Sauron was willing to negotiate with lesser races and give them a certain degree of autonomy in exchange for loyalty. Lord Foul deceived and enslaved the lesser beings of his world. Foul was Corruption incarnate and he promised certain ones (such as Covenant and the Ravers) a share of the world if they agreed to help him but this was a deception. His ultimate goal was to destroy the entire world and he couldn't care less about any allegiances.
The battle between the Creator and Foul is a manifestation of the battle between the two most primal and powerful universal elements of all. Chaos vs. Order.

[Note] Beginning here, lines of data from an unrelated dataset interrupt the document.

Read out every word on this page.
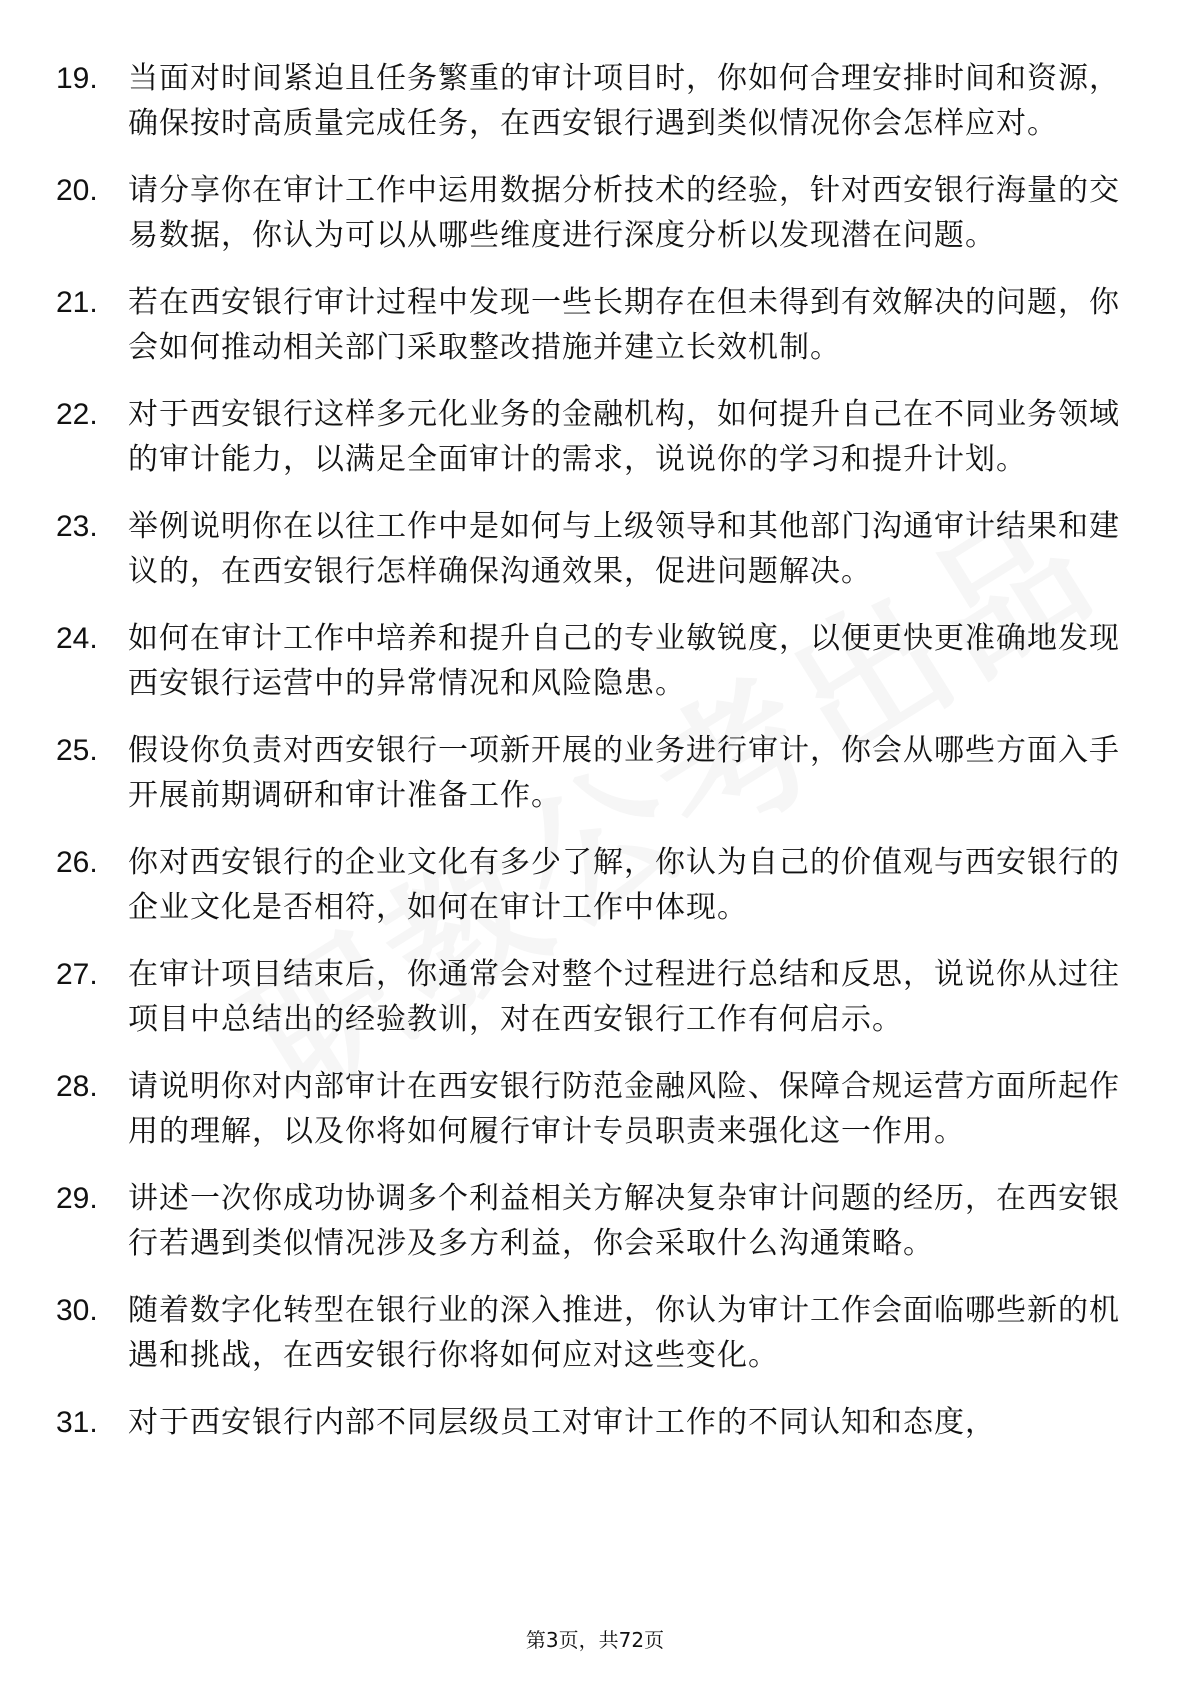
19.	当面对时间紧迫且任务繁重的审计项目时，你如何合理安排时间和资源，确保按时高质量完成任务，在西安银行遇到类似情况你会怎样应对。
20.	请分享你在审计工作中运用数据分析技术的经验，针对西安银行海量的交易数据，你认为可以从哪些维度进行深度分析以发现潜在问题。
21.	若在西安银行审计过程中发现一些长期存在但未得到有效解决的问题，你会如何推动相关部门采取整改措施并建立长效机制。
22.	对于西安银行这样多元化业务的金融机构，如何提升自己在不同业务领域的审计能力，以满足全面审计的需求，说说你的学习和提升计划。
23.	举例说明你在以往工作中是如何与上级领导和其他部门沟通审计结果和建议的，在西安银行怎样确保沟通效果，促进问题解决。
24.	如何在审计工作中培养和提升自己的专业敏锐度，以便更快更准确地发现西安银行运营中的异常情况和风险隐患。
25.	假设你负责对西安银行一项新开展的业务进行审计，你会从哪些方面入手开展前期调研和审计准备工作。
26.	你对西安银行的企业文化有多少了解，你认为自己的价值观与西安银行的企业文化是否相符，如何在审计工作中体现。
27.	在审计项目结束后，你通常会对整个过程进行总结和反思，说说你从过往项目中总结出的经验教训，对在西安银行工作有何启示。
28.	请说明你对内部审计在西安银行防范金融风险、保障合规运营方面所起作用的理解，以及你将如何履行审计专员职责来强化这一作用。
29.	讲述一次你成功协调多个利益相关方解决复杂审计问题的经历，在西安银行若遇到类似情况涉及多方利益，你会采取什么沟通策略。
30.	随着数字化转型在银行业的深入推进，你认为审计工作会面临哪些新的机遇和挑战，在西安银行你将如何应对这些变化。
31.	对于西安银行内部不同层级员工对审计工作的不同认知和态度，
第3页，共72页
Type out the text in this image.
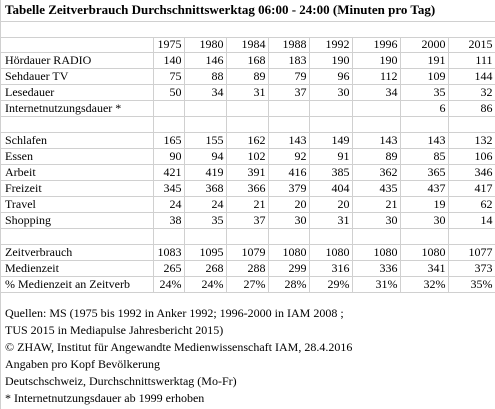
Tabelle Zeitverbrauch Durchschnittswerktag 06:00 - 24:00 (Minuten pro Tag)
	1975	1980	1984	1988	1992	1996	2000	2015
Hördauer RADIO	140	146	168	183	190	190	191	111
Sehdauer TV	75	88	89	79	96	112	109	144
Lesedauer	50	34	31	37	30	34	35	32
Internetnutzungsdauer *							6	86

Schlafen	165	155	162	143	149	143	143	132
Essen	90	94	102	92	91	89	85	106
Arbeit	421	419	391	416	385	362	365	346
Freizeit	345	368	366	379	404	435	437	417
Travel	24	24	21	20	20	21	19	62
Shopping	38	35	37	30	31	30	30	14

Zeitverbrauch	1083	1095	1079	1080	1080	1080	1080	1077
Medienzeit	265	268	288	299	316	336	341	373
% Medienzeit an Zeitverb	24%	24%	27%	28%	29%	31%	32%	35%
Quellen: MS (1975 bis 1992 in Anker 1992; 1996-2000 in IAM 2008 ;
TUS 2015 in Mediapulse Jahresbericht 2015)
© ZHAW, Institut für Angewandte Medienwissenschaft IAM, 28.4.2016
Angaben pro Kopf Bevölkerung
Deutschschweiz, Durchschnittswerktag (Mo-Fr)
* Internetnutzungsdauer ab 1999 erhoben
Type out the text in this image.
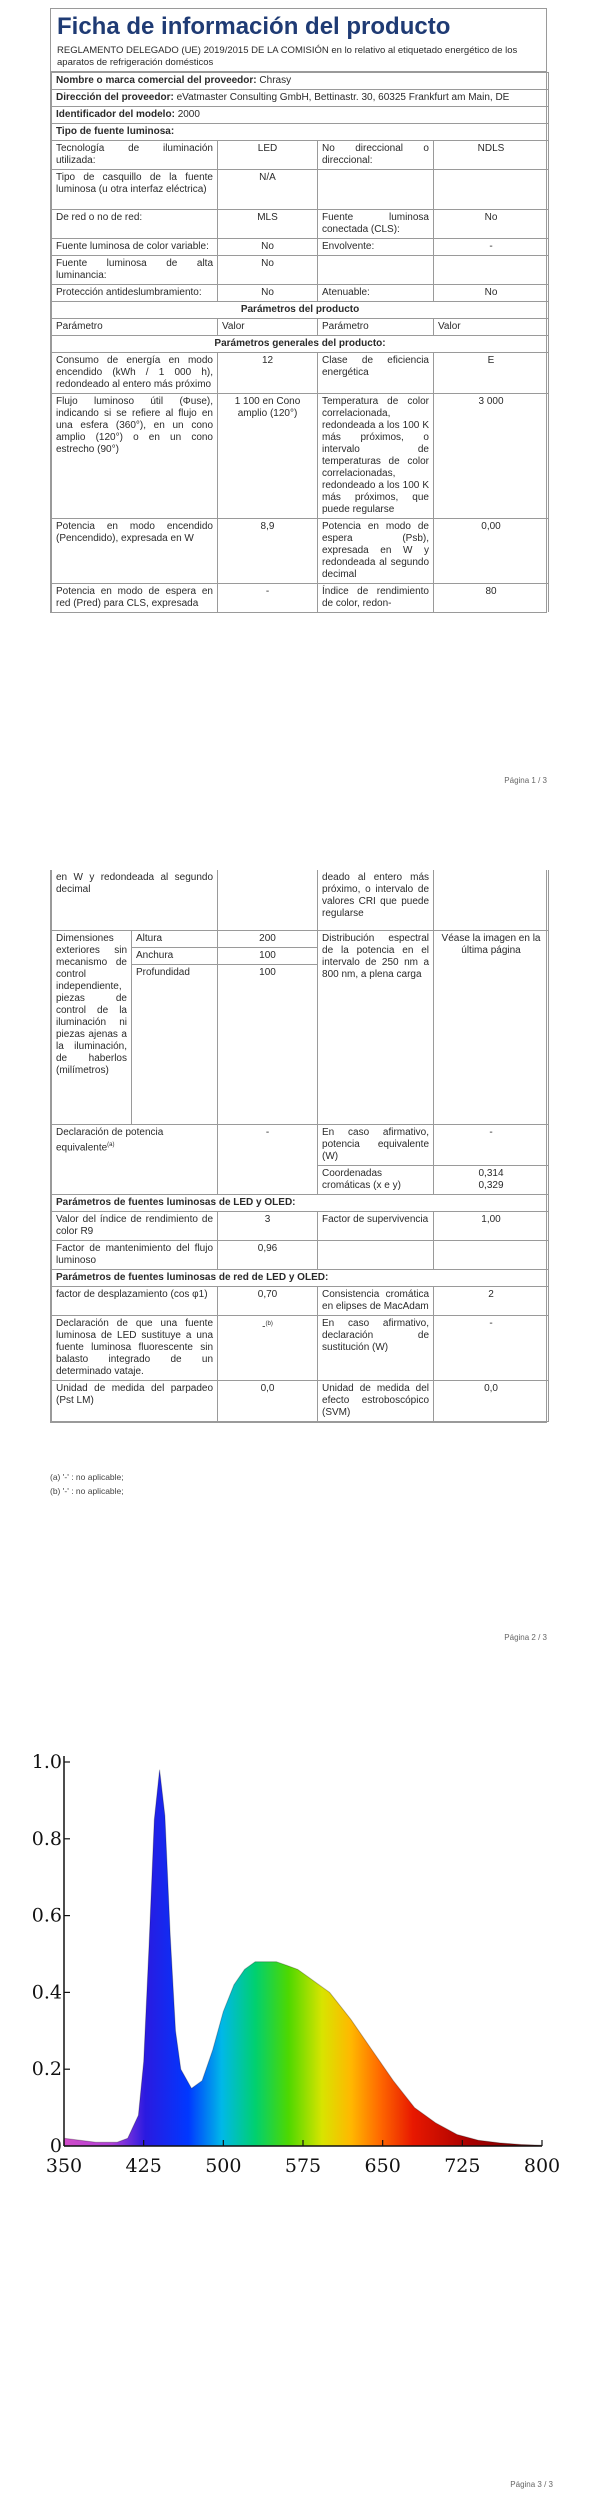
Ficha de información del producto
REGLAMENTO DELEGADO (UE) 2019/2015 DE LA COMISIÓN en lo relativo al etiquetado energético de los aparatos de refrigeración domésticos
Nombre o marca comercial del proveedor: Chrasy			
Dirección del proveedor: eVatmaster Consulting GmbH, Bettinastr. 30, 60325 Frankfurt am Main, DE			
Identificador del modelo: 2000			
Tipo de fuente luminosa:			
Tecnología de iluminación utilizada:	LED	No direccional o direccional:	NDLS
Tipo de casquillo de la fuente luminosa (u otra interfaz eléctrica)	N/A		
De red o no de red:	MLS	Fuente luminosa conectada (CLS):	No
Fuente luminosa de color variable:	No	Envolvente:	-
Fuente luminosa de alta luminancia:	No		
Protección antideslumbramiento:	No	Atenuable:	No
Parámetros del producto			
Parámetro	Valor	Parámetro	Valor
Parámetros generales del producto:			
Consumo de energía en modo encendido (kWh / 1 000 h), redondeado al entero más próximo	12	Clase de eficiencia energética	E
Flujo luminoso útil (Φuse), indicando si se refiere al flujo en una esfera (360°), en un cono amplio (120°) o en un cono estrecho (90°)	1 100 en Cono amplio (120°)	Temperatura de color correlacionada, redondeada a los 100 K más próximos, o intervalo de temperaturas de color correlacionadas, redondeado a los 100 K más próximos, que puede regularse	3 000
Potencia en modo encendido (Pencendido), expresada en W	8,9	Potencia en modo de espera (Psb), expresada en W y redondeada al segundo decimal	0,00
Potencia en modo de espera en red (Pred) para CLS, expresada	-	Índice de rendimiento de color, redon-	80
Página 1 / 3
en W y redondeada al segundo decimal			deado al entero más próximo, o intervalo de valores CRI que puede regularse	
Dimensiones exteriores sin mecanismo de control independiente, piezas de control de la iluminación ni piezas ajenas a la iluminación, de haberlos (milímetros)	Altura	200	Distribución espectral de la potencia en el intervalo de 250 nm a 800 nm, a plena carga	Véase la imagen en la última página
	Anchura	100		
	Profundidad	100		
Declaración de potencia equivalente$^{(a)}$		-	En caso afirmativo, potencia equivalente (W)	-
			Coordenadas cromáticas (x e y)	0,314
0,329

Parámetros de fuentes luminosas de LED y OLED:				
Valor del índice de rendimiento de color R9		3	Factor de supervivencia	1,00
Factor de mantenimiento del flujo luminoso		0,96		
Parámetros de fuentes luminosas de red de LED y OLED:				
factor de desplazamiento (cos φ1)		0,70	Consistencia cromática en elipses de MacAdam	2
Declaración de que una fuente luminosa de LED sustituye a una fuente luminosa fluorescente sin balasto integrado de un determinado vataje.		-$^{(b)}$	En caso afirmativo, declaración de sustitución (W)	-
Unidad de medida del parpadeo (Pst LM)		0,0	Unidad de medida del efecto estroboscópico (SVM)	0,0
(a) '-' : no aplicable;
(b) '-' : no aplicable;
Página 2 / 3
0
0.2
0.4
0.6
0.8
1.0
350 425 500 575 650 725 800
Página 3 / 3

I don't mean to take anything away from Sauron. He is definitely an intensely evil villain and an extremely cool one at that. There's something especially disheartening about the prospect of Middle Earth existing under the rule and watchful Eye of Sauron for the rest of eternity where Lord Foul would just obliterate the world and be done with it.
Thanks @Boaz I did put a spoiler warning in there though. I would recommend continuing to read the Thomas Covenant books though. Lord Foul's Bane is the toughest to read of the original trilogy but the next two books make up for it.
I suppose I assumed that the Land was the only place where Earthpower was so strong, and so he wasn't really interested in anywhere else. That does make the world feel much smaller than it "really" is, but that works for the kind of story it is, I think. I was never convinced by the other lands it visited.Similarly Foul is interested in the Land, but at least the country of the giants and whatever the place where Nom came from was called seem largely untouched by his desires, and we get the impression that there are far more places, continents, etc which are not even mentioned.
There are moments of real power in the last books, of a type it's hard to find, so if you were immortal I'd say yes, perhaps. But given that we're not, and that you have to wade through so much repetitive pointless stuff to get to them, I'd say probably not.(Any advice as to whether it's worth it?)